The O(n log n) lower bound is for comparison sorts, i.e. the elements in the array can only be compared with each other to check whether one should be before or after the other, or if they are equal. That is a good model for general sorting algorithms because it works for pretty much any type of data you might want to sort; numbers, strings, instances of user-defined classes, and so on. It could even just be a data type that can be mapped by a key function to some other data type supporting comparisons; or you could accept a comparator function to do the comparisons with.
Note that O(n log n) here is a lower bound on the number of comparisons, not the running time. If the comparisons take more than O(1) time each, say because you're comparing long strings that have long common prefixes, then the running time would be like O(cn log n) where comparisons are done in O(c) time. Comparing strings of length w takes O(w) time in the worst case, for example.

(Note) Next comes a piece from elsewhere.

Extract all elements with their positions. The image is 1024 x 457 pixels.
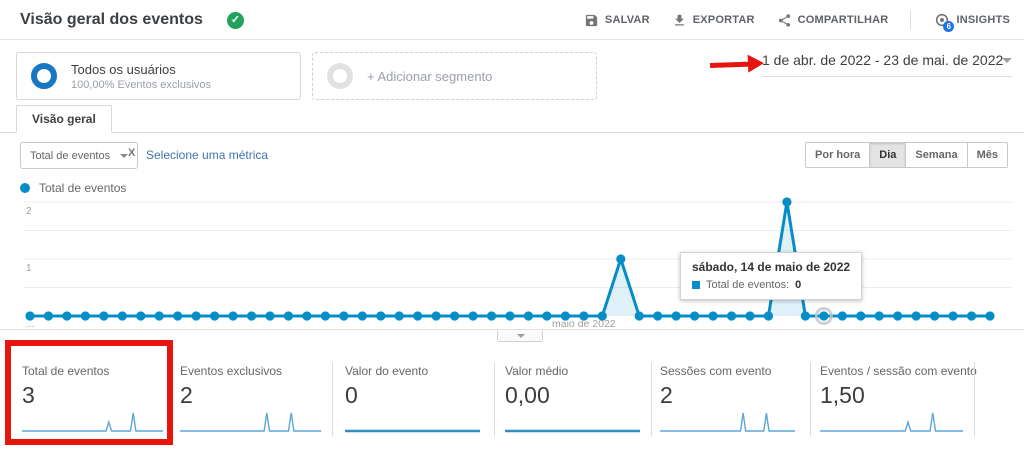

If you only need a sorting algorithm for a specific type of data, then you may be able to do better, because other operations specific to that data type can be performed on the elements. For example, when sorting integers, you can use the array elements to index another array, giving the counting sort algorithm which runs in O(n + r) time where r is the range of the array elements.
If the sorting keys are like strings, in the sense that they are (or can be mapped to) sequences such that comparing keys is equivalent to lexicographically comparing those sequences, then indeed you can use a trie to sort an array containing that data type. Congratulations: you have independently reinvented the radix sort algorithm, which can be implemented using tries. Its running time is O(wn), not O(n), because it takes O(w) time to insert a string of length w into the trie and you have to do that n times.
So, if the elements aren't strings, or "string-like" in the above sense, then radix sort simply isn't applicable. If the elements are strings or "string-like", then radix sort works but it takes O(wn) time instead of O(cn log n).
This means radix sort isn't strictly better, and is probably worse when the common prefixes of the strings are short relative to the strings themselves, which is often the case. For random strings, regular string comparison takes O(1) time on average, in which case O(n log n) is asymptotically better than radix sort for strings longer than O(log n).
In practical applications, one should also consider the hidden constants in the asymptotic analysis. Comparison sorts like Timsort have low hidden constants because they access array elements sequentially, which results in fewer cache misses compared to walking a tree whose nodes won't be consecutive in memory.